Prompt caching is enabled on every shared-server request via cache_prompt: true. AC currently uses a single shared slot and relies on the fact that the monitoring/system prompts are prefix-stable, so no explicit slot management is needed.

KV-cache quantization is a memory-saving tradeoff for local monitoring: q8 K/V materially lowers cache RAM pressure while keeping quality stable on the small Q4/Q5 local models AC targets for v1.0.

Local prompt budgets

The default staged local runtime profile in ACShared/ACPromptSets.swift currently uses:

Stage	ctxSize	batchSize	ubatchSize
`perception_vision`	6144	2048	512
`perception_title`	2048	512	256
`decision`	3072	512	256
`online_decision`	3072	512	256
`nudge_copy`	2048	512	256
`appeal_review`	2048	512	256
`policy_memory`	3072	512	256
`safelist_appeal`	2048	768	384

The shared server therefore runs at the largest requested capacity (ctxSize = 6144 for the vision stage) and smaller text stages reuse that server without forcing a restart.

Prompt overflow guard

PromptBudgetGuard sits in front of local shared-server requests. It:

estimates prompt size heuristically from text length plus vision tile count
prefers preserving the rendered text payload intact: when the heuristic says a request is too large, AC first grows the per-request shared-server context budget (up to a bounded ceiling) instead of immediately trimming text
on vision requests, progressively reduces the image max dimension before falling back to text truncation
optionally calls POST /tokenize on the local llama-server when the heuristic is already close to the context limit
only as a last resort, trims the user-prompt tail proportionally and verifies the reduced prompt once via /tokenize
records prompt_budget_truncated telemetry/activity when truncation actually happens

If tokenization fails or times out, AC falls back to the heuristic path and continues the request rather than blocking inference.

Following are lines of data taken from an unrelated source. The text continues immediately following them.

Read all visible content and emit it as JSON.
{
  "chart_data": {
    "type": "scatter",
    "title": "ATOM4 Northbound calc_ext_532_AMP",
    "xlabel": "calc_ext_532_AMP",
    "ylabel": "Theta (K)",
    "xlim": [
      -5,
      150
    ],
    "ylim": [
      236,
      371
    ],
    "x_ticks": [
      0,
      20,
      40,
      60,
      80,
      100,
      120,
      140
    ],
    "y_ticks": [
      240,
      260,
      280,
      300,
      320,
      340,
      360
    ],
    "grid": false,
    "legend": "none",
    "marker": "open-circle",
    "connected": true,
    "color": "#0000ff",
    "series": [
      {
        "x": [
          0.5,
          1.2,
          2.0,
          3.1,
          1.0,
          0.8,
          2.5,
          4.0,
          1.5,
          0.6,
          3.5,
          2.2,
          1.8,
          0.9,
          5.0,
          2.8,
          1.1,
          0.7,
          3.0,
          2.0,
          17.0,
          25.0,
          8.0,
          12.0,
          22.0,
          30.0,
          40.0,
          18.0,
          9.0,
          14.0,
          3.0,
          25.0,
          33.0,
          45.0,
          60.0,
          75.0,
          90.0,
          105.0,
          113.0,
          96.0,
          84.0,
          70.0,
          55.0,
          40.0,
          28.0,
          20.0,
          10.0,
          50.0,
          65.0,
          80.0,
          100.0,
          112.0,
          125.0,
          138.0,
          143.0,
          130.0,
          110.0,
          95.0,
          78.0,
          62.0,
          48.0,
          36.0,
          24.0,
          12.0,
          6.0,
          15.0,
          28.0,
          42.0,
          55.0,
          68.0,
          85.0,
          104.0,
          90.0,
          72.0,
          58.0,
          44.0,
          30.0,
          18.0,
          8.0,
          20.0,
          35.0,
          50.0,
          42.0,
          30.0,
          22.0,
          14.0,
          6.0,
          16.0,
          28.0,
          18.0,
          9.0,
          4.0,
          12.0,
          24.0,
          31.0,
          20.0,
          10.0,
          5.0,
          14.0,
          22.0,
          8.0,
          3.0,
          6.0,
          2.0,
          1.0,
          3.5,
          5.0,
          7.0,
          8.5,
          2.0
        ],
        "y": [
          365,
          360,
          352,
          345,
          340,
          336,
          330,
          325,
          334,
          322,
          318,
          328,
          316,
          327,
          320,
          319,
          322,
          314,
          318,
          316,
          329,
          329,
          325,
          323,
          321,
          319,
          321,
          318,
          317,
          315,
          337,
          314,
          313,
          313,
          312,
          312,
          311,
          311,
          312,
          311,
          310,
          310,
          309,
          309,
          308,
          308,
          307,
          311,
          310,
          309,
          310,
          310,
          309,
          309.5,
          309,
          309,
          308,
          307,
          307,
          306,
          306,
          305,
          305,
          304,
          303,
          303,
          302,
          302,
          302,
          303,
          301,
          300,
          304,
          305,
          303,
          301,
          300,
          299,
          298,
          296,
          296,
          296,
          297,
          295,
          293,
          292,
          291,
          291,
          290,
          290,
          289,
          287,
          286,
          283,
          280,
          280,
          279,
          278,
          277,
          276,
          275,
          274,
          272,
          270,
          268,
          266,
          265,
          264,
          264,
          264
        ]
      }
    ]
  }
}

Monitoring Backend Selection

MonitoringConfiguration.inferenceBackend selects the backend:

.local
.openRouter

The current default is local inference.

When local inference is active and macOS Low Power Mode is on, AppController sets localModelLowPowerNotice = true. ChatPanelView renders this as a dismissible yellow banner. The notice auto-clears when either condition goes away and the dismissed state resets at that point so it reappears if the user re-enters the same condition.

Model selection is split by text vs image where supported:

onlineModelIdentifierText
onlineModelIdentifierImage
localModelIdentifierText
localModelIdentifierImage

AITier supplies the user-facing defaults.

Limited Trial Redemption

The onboarding wizard includes an optional promo-code step before normal backend selection.

A user without a code skips the step and follows the existing Local or BYOK setup flow.
A valid code is redeemed through PromoRedemptionService, which contacts https://accountycat.com/api/redeem with the code and a random per-install identifier.
The endpoint returns a capped OpenRouter key. AC saves that key using the same Keychain-backed BYOK credential path, switches to OpenRouter with the Balanced tier, and sends the user directly to permissions and completion.
After activation, monitoring and chat traffic goes directly from AC to OpenRouter; it is not proxied through the AccountyCat site.
The trial path is preserved through the permission-related app relaunch, and users can replace the trial key or switch to Local mode later in Settings -> AI.

Online Routing

OnlineModelService owns HTTP execution, retry behavior, telemetry, and OpenRouter fallback handling.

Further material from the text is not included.